A COURSE MADE IN HELL

COURSE MADE IN HELLRobson Sharuko Senior Sports Editor
SHOCKING images have emerged of the tough conditions in which scores of local football coaches, including some who work for clubs in the domestic Premiership, were forced to stay as they underwent a CAF C Licence Course, which ended in Kwekwe last Friday.

The coaches paid $350 each for the CAF C Licence Course, which ran for 10 days and were each allocated a very small single bed, in a dormitory that was used as their bedroom for the duration of their coaching workshop.

Although most of the coaches in attendance were grown-up individuals, they had to endure the humiliation of being packed onto those small and single beds, in a dormitory, in what was clearly an insult to their privacy where they were treated like kindergarten kids.

There were no wardrobes in that dormitory and the coaches had to keep their clothes, for the 10-day duration of the course, in their bags, many of which were stuffed under the little beds.

The leaked images also show that their food was also cooked, on a fireplace just outside the dormitory, and one of the pictures shows what looks like meat being cooked in an environment that appears dirty and unhygienic.

Even though there is food, in some of the pots, including the one that is on the fireplace, the place looks deserted, without anyone in attendance, to guard the food, raising fears of how much attention was given to such an important, if not sensitive, part of their programme.

“The days we were there were like hell for some of us because you are stripped of whatever dignity that you come with even though this is meant to be something that one enjoys as it is part of improving your coaching education,” one coach, who chose not to be named for fear of being victimised, told The Herald.

“The message we got was that the organisers were trying, as much as possible, to make sure that they got the cheapest deal for themselves, even though we paid $350 each for the course, and it’s sad that we have reduced our football to such levels.

“These were coaches, including men who have their comfortable lifestyles as they work in the Premier League, and all they wanted to do was to improve their coaching knowledge, and you got this feeling that we were being treated as kids who had come to an academy to be taught how to play the game.

“The coaching lessons themselves were good and I have to give credit to Gibson Homela and Takaendesa Jongwe (ZIFA technical director), who were the instructors, but you always felt that the participants were being haunted by the living conditions and this was affecting the concentration of some of the coaches.

“The food was also a major cause for concern, among some of the participants, but what can you do, really, because that is the way things are in our football now?”

Some of the Premiership coaches, who were in Kwekwe for this CAF C Licence Course were Luke Petros Jukulile, a former Zimbabwe international who guided Whawha into the top-flight league from the ZIFA Central Region Division One League last year.

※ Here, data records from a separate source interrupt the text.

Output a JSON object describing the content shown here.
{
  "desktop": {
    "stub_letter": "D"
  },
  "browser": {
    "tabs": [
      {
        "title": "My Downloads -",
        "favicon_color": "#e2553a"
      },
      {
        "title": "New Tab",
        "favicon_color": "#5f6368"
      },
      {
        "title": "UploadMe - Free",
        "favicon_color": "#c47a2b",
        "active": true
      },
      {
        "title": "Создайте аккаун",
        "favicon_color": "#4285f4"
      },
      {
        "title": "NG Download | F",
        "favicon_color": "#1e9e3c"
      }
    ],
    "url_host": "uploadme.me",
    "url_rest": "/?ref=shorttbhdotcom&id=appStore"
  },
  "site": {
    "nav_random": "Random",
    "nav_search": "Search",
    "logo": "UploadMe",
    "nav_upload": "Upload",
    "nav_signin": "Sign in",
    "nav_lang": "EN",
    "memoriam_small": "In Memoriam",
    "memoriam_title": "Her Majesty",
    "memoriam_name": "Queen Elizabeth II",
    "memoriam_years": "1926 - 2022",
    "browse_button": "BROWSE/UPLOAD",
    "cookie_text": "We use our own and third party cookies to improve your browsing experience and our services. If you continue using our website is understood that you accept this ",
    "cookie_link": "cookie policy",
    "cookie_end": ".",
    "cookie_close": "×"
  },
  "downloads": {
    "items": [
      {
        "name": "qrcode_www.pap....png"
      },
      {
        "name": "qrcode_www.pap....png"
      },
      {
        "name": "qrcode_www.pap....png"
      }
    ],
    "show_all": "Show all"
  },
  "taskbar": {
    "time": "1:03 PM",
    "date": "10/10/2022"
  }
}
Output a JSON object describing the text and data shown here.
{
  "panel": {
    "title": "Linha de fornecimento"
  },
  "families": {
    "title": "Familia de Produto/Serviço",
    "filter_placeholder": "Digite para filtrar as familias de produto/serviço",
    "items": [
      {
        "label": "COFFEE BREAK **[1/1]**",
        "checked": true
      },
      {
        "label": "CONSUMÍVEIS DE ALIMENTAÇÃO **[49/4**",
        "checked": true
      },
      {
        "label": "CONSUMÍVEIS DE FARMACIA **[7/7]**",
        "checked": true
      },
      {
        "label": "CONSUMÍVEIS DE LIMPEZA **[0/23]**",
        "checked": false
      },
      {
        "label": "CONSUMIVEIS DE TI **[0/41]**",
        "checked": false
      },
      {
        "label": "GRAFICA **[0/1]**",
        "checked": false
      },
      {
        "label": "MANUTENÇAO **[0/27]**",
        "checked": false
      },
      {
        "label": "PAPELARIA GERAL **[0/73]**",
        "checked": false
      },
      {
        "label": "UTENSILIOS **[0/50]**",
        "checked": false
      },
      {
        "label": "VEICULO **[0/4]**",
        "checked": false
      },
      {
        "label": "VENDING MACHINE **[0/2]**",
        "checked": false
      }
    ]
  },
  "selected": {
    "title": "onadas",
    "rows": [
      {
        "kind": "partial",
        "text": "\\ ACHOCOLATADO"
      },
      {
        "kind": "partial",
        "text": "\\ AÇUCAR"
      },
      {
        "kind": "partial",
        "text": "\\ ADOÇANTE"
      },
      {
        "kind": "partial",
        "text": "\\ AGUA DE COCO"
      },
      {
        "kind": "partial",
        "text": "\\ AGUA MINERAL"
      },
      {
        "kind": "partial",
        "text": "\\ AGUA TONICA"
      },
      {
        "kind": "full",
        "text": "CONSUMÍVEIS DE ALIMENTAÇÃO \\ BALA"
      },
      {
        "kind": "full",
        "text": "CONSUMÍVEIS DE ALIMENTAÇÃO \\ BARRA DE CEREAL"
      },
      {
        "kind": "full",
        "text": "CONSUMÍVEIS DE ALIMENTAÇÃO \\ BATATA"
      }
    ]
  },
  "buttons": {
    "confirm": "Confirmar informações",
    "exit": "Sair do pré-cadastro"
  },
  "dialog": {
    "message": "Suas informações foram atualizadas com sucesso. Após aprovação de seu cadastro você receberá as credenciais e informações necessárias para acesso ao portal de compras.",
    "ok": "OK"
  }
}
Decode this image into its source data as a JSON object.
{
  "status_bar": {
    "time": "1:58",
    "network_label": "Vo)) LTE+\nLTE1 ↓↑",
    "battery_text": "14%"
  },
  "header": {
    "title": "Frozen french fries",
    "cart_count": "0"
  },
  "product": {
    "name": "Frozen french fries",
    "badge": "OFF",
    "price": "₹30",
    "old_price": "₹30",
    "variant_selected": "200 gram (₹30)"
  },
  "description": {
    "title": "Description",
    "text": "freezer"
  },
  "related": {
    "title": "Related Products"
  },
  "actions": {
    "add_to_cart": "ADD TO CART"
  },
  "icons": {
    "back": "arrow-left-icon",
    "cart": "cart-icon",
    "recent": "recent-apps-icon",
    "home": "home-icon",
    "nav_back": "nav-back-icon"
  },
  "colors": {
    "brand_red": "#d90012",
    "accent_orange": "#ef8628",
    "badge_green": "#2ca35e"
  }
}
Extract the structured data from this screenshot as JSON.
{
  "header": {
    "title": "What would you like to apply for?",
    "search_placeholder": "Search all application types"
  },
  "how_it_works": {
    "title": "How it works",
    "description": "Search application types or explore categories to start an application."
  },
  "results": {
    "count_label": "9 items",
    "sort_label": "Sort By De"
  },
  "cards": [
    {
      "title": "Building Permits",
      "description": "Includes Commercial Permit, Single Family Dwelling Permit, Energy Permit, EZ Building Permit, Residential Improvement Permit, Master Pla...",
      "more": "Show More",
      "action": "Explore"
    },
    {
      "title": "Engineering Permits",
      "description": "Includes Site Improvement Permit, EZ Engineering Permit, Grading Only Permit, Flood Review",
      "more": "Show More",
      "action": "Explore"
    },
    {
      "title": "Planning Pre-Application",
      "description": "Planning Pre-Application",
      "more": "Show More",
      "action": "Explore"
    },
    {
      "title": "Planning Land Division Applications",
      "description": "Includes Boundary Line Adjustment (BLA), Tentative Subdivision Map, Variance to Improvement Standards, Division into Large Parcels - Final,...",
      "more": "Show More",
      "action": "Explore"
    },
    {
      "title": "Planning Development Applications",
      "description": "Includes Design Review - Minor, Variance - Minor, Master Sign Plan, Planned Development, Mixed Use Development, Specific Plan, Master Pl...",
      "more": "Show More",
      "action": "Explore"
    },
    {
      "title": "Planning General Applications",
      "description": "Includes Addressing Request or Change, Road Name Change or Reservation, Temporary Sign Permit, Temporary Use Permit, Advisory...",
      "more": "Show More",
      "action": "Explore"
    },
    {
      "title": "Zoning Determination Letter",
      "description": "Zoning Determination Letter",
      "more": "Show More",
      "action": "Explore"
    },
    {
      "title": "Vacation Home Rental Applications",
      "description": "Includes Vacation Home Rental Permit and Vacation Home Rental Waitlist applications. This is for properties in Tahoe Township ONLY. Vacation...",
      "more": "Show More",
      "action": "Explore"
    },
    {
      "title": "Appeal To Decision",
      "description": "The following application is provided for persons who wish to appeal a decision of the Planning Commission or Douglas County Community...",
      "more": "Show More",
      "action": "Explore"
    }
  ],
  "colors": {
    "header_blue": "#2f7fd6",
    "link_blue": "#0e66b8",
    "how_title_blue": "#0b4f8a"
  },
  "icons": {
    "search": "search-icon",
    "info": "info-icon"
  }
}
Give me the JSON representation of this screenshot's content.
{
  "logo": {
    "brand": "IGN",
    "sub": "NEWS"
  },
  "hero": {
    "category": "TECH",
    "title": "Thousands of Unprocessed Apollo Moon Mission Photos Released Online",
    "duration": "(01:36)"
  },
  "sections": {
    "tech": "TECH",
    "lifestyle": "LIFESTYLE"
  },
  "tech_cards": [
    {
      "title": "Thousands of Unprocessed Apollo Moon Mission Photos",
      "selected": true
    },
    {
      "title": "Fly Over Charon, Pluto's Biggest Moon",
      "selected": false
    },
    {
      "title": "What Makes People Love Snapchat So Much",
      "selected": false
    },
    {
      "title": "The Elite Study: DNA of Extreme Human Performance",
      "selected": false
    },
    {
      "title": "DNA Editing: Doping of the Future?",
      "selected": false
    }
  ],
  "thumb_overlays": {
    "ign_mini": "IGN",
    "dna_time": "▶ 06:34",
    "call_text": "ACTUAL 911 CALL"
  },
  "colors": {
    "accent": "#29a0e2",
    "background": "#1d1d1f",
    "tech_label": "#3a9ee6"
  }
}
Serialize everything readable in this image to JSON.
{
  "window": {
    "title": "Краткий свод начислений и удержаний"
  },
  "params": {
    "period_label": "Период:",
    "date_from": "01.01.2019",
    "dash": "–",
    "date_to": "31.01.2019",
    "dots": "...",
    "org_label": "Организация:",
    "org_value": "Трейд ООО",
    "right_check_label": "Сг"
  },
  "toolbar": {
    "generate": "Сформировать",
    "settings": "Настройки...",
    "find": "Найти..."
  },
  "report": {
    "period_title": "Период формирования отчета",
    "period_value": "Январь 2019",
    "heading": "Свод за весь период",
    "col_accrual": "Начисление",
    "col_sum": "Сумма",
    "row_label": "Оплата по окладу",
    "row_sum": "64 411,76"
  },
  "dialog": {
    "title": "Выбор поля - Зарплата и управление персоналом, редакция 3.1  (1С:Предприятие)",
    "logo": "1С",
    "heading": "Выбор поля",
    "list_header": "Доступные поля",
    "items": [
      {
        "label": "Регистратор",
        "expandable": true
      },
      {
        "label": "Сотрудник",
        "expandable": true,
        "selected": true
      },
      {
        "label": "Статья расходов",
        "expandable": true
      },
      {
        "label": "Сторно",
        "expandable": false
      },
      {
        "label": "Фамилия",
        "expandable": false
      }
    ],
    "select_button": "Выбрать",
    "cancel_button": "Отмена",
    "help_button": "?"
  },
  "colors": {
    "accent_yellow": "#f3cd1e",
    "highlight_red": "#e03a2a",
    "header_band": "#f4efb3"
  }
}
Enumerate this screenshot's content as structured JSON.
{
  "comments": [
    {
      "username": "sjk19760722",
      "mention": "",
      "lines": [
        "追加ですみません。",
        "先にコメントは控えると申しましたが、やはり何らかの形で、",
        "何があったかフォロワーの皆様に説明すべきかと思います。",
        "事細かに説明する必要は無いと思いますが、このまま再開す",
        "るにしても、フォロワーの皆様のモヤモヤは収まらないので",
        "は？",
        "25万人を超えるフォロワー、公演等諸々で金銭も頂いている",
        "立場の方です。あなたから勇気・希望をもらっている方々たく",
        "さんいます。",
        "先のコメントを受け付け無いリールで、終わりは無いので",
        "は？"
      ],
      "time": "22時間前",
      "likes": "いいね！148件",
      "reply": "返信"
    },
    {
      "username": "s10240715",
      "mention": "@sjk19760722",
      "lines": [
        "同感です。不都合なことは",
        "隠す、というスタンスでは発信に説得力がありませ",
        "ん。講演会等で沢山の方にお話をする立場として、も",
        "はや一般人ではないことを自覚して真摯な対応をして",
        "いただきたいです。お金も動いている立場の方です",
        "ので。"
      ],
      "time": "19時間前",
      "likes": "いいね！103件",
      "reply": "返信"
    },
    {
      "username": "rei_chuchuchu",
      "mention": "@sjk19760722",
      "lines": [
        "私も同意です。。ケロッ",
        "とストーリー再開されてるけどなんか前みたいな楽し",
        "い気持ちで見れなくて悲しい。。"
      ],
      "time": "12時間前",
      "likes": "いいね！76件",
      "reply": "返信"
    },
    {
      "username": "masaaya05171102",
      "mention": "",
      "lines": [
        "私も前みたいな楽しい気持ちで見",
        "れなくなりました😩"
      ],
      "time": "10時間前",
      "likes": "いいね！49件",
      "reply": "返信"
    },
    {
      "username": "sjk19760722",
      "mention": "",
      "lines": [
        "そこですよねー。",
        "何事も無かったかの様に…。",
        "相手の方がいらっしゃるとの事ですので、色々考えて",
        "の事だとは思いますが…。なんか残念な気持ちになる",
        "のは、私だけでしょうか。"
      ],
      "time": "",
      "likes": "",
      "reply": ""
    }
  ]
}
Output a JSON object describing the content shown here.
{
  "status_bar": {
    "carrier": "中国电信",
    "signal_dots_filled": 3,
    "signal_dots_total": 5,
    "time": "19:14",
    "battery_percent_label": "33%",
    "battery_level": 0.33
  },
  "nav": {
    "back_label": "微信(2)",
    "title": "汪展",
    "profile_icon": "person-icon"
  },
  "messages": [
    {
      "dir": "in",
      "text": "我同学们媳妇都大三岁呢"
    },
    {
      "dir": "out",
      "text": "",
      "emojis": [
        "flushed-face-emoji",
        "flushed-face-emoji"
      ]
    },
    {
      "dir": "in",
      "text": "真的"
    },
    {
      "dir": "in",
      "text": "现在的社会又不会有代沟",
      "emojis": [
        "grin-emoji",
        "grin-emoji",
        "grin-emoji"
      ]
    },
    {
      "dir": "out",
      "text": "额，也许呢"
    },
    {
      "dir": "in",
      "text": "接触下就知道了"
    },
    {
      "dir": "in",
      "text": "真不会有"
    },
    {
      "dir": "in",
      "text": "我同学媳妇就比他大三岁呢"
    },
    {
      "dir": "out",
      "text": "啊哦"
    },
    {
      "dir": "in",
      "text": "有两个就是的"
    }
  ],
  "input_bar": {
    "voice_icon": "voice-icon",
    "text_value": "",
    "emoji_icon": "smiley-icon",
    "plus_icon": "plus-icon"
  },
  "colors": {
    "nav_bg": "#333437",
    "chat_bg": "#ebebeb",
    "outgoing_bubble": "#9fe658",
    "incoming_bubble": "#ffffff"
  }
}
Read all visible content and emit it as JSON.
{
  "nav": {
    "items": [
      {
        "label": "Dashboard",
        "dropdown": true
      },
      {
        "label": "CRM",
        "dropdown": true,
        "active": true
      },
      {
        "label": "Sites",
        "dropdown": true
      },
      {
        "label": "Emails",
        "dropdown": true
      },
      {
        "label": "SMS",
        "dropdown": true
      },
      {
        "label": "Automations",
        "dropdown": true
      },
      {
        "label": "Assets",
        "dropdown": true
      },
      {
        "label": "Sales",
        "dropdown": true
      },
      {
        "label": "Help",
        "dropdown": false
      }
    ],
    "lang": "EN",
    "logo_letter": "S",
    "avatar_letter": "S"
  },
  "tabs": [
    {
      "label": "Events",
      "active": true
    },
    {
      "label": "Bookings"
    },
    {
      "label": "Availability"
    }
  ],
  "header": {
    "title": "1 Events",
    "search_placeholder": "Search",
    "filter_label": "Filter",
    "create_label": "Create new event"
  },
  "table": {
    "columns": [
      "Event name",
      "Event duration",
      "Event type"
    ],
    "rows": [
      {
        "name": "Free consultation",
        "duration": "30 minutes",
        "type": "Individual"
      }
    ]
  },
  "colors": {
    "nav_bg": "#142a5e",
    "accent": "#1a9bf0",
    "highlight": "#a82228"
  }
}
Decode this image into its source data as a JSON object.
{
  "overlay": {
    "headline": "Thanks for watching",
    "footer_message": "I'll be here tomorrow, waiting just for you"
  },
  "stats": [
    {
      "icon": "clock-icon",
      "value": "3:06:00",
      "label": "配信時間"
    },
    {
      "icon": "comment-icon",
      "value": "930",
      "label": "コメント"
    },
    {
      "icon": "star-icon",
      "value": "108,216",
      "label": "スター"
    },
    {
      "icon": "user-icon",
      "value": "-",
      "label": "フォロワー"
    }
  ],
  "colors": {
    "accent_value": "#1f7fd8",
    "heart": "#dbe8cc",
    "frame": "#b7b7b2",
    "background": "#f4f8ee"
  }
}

Witness Mukhuli, the Harare City assistant coach, and Tostao Kwashi, who is having his first dance with top-flight football coaching, as an assistant coach at CAPS United, also attended the course.

Earlier this year, this newspaper exposed the way local coaches were being ripped off by ZIFA who were using the CAF Licence Coaching Badges as cover for their exploitation of the coaches.

While the Namibian coaches will pay about $100 to enrol for a CAF C Licence Coaching Badge, the local coaches have to pay THREE times that amount, in what some have described as a lucrative money-making drive by some officials at ZIFA House.

The associations are the ones who run the CAF Courses, and peg the fees for their coaches.

The Herald revealed that local coaches pay the highest fees, on the continent, just to get a CAF Licence Coaching Badge, paying as much as SIX times what their counterparts in Ghana pay for a similar CAF A Licence Coaching Badge.

The local coaches also pay THREE times what their colleagues in Botswana pay for a CAF B Licence Coaching Badge.

The Botswana coaches still feel that what they are paying is outrageous and recently took their association to task for charging them 2 000 pula for a CAF B Licence Coaching Badge.

The 2 000 pula, about US$200, for a CAF B Licence Coaching Badge, is a third of the US$600 that Zimbabwean coaches have been paying for a similar qualification.

The local coaches pay THREE times more to try and secure a CAF B Coaching Licence Badge, than their counterparts across the border in Botswana, in yet another graphic illustration of the way ZIFA have been systematically abusing the domestic gaffers.

ZIFA officials have never cared to produce an account of what they use the money raised from the levying of the coaches, who have been forced to pay a fortune to just try and improve their coaching skills, and the association’s audited accounts did not show that as income that streamed into their coffers.

The sorry plight of Zimbabwe’s coaches is highlighted by the fact that they are forced to pay as much as SIX times what their colleagues in Uganda fork out to their association in participation fees just to try and obtain a CAF B Licence Badge.

The poor Zimbabwean coach forks about TWICE what his or her colleague in South Africa, just across the Limpopo, is paying to try and secure a similar CAF B Licence Coaching Badge.